The science behind the heat increase is that when it’s humid, your body has a harder time cooling down and even when you have shaded and air conditioned areas. This trapped hot moisture from heat and humidity created the condition called “wet-bulb temperature”, almost as though you’re wrapping a light bulb in a towel. This temperature becomes critical at temperature and total humidity conditions of 95 degrees. Currently, some of these countries are at 90 degree “wet bulb temperature”; something that is a hazardous living condition, especially as a large portion of workers in those regions are outside laborers. This is only expected to get worse with more negative climatic changes. 

Environmental engineers at MIT ran scenarios for curbing the temperatures if we were to curb emissions at the global level currently, only 2% of the population would be at risk. Barely more than are affected now. If projections run past that, about 4% or 60 million people would live in temperatures 95+, and this is something that can and should be prevented. Working towards the Paris Climate Agreement goals is a start, although South Asia will still be hit the hardest by environmental changes and climate migration concerns.
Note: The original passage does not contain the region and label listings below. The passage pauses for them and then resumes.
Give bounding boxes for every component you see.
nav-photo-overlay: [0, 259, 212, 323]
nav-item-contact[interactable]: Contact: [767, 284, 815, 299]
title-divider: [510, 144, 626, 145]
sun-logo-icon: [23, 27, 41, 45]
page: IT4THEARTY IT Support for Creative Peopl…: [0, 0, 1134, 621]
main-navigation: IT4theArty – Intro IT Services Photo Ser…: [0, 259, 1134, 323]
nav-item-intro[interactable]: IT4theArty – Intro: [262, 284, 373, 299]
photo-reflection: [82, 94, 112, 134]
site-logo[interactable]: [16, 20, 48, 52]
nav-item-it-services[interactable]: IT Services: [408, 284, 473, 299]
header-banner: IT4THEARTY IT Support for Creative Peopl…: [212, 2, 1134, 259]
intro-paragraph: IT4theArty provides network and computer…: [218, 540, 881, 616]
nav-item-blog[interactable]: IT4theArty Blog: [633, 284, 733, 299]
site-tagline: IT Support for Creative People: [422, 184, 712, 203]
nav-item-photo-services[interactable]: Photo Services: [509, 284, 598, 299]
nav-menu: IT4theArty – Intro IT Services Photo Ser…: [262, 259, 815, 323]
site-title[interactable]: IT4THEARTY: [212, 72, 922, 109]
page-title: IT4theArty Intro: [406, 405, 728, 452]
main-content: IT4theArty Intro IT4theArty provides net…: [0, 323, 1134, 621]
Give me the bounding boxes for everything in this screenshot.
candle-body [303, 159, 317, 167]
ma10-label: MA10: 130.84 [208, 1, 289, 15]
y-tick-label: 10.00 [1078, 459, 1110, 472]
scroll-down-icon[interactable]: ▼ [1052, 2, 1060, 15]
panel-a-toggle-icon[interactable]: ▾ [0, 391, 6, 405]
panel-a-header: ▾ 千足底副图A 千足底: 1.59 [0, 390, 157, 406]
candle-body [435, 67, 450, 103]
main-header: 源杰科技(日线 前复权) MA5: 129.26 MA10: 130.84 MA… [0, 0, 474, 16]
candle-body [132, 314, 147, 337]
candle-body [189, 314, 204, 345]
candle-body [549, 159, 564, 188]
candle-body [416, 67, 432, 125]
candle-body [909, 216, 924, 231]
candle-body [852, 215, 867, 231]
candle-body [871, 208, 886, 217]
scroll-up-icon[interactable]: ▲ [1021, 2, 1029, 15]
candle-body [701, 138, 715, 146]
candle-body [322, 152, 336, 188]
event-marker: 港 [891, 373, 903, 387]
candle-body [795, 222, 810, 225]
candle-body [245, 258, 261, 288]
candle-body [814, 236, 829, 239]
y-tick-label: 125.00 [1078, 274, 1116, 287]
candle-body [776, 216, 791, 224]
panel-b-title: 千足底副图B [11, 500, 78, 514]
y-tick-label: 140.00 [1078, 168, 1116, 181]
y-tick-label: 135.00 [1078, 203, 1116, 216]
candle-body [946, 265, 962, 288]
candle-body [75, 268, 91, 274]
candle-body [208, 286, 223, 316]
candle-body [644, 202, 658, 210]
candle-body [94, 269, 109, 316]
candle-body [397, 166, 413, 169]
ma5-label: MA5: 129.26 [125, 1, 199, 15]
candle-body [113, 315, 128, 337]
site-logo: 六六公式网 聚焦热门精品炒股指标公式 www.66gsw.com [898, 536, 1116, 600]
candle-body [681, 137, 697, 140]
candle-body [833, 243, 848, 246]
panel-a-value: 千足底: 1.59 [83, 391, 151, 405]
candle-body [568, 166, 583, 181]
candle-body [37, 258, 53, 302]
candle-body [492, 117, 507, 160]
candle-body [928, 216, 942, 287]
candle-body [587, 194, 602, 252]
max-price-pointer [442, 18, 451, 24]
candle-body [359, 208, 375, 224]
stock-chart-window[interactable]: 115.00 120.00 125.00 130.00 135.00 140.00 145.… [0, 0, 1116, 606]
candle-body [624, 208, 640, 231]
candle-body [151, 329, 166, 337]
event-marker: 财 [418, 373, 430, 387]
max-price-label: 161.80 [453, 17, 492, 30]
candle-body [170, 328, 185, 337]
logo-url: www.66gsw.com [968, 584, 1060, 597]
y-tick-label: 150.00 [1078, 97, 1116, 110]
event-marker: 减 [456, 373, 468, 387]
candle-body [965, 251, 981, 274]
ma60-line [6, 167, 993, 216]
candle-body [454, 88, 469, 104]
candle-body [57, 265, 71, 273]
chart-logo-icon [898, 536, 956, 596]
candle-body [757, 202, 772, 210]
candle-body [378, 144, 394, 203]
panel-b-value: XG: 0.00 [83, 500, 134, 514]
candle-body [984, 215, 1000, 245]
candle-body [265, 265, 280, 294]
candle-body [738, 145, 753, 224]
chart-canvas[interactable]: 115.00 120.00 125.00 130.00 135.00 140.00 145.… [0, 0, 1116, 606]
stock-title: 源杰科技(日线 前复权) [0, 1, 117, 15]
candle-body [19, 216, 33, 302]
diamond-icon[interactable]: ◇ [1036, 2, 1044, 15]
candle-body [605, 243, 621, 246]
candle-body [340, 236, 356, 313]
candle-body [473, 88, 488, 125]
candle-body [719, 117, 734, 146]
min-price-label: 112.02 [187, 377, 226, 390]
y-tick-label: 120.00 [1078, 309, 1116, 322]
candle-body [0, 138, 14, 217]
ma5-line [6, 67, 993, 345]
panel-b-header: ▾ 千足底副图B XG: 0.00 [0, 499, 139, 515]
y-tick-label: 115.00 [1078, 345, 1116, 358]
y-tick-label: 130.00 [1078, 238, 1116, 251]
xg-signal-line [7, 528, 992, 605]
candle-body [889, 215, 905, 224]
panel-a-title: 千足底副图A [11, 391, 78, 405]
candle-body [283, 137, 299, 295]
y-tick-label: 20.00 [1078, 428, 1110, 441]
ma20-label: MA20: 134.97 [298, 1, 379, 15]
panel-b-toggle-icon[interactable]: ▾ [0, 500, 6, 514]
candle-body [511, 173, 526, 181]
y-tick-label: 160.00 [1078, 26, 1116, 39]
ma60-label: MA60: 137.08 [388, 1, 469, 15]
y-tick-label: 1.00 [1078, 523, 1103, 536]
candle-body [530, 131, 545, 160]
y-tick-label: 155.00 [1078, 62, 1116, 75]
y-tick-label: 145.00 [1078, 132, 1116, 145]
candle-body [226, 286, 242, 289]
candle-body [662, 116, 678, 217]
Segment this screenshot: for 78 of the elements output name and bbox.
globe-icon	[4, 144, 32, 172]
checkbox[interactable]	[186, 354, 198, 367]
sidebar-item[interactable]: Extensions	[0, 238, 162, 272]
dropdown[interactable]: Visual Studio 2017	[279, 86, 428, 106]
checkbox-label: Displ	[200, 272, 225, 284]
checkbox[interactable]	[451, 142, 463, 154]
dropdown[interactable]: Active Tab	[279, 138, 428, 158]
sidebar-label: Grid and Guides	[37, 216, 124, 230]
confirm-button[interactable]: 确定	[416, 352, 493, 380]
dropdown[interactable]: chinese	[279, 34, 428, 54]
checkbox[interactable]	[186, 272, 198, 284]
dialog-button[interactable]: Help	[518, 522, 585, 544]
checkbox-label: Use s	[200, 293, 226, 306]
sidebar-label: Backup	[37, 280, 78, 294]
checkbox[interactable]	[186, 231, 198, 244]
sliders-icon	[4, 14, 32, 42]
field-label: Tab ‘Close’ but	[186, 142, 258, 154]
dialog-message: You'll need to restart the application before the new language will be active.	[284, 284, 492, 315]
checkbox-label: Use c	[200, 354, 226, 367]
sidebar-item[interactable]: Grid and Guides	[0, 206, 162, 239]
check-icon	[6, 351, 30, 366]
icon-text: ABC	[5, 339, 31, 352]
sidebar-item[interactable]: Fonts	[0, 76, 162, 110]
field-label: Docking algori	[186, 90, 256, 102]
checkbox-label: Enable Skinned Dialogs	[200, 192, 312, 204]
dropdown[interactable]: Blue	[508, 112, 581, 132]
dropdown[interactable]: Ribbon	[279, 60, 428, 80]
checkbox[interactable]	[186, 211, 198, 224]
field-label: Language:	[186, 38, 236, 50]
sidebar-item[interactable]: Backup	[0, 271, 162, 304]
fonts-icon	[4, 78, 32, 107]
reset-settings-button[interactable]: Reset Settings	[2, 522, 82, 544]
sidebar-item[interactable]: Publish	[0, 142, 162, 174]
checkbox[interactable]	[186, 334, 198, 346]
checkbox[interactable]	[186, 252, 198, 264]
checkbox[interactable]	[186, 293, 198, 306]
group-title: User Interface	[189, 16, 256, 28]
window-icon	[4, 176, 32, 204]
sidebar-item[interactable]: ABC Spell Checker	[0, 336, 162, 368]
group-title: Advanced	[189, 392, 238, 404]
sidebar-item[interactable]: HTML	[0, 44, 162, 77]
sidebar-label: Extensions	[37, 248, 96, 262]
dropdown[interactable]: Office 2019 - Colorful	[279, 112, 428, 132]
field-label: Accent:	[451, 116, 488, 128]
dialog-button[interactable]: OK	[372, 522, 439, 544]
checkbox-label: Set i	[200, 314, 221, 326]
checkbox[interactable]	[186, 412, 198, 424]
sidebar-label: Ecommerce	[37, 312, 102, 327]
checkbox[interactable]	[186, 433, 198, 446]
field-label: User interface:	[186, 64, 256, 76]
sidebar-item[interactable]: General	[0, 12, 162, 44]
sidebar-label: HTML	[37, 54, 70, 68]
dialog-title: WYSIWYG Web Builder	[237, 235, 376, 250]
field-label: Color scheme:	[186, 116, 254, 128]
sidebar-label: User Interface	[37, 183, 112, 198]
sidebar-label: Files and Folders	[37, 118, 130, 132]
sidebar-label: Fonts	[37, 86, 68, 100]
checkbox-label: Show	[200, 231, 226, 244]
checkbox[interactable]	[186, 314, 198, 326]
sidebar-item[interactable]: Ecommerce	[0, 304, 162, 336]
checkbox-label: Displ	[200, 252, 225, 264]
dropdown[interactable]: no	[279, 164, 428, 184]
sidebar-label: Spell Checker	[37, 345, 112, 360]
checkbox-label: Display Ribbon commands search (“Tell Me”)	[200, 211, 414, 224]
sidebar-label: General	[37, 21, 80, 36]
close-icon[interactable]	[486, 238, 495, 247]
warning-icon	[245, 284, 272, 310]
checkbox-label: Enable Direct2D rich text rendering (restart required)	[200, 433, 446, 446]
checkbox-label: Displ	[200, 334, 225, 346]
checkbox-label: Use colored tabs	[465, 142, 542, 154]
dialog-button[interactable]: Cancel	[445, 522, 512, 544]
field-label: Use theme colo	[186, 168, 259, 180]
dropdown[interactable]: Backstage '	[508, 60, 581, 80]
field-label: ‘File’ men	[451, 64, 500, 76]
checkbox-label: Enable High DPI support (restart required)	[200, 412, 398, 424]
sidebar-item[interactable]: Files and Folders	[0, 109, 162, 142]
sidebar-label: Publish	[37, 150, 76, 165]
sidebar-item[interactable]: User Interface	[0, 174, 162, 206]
Another factor is that humidity is now being considered a factor in the heat index for the first time. This means that for monsoon and summer seasons in particular that are susceptible to steamy, hot conditions, governments have been urged to create heat action plans to prevent deaths that have previously been caused by these heat waves. Not only would further action be able to provide resources and allow people to stay where they call home, but prevent life-threatening migration and saving people’s lives who would be forced to live in unsafe heat conditions. In other words, allow people to not have to move at all and consider their own home a place of refuge from climatic effects. 

This article was a call to action for all countries to recognize the importance of curbing carbon emissions in addition to providing resources to those who may not be able to access it in the wake of environmental changes. I appreciate that it poses the consideration of the millions of people who will be displaced and forced to move with these environmental consequences if the world does not act. In this instance, the problem of losing lives to climate change supersedes the initial threat of climate migration.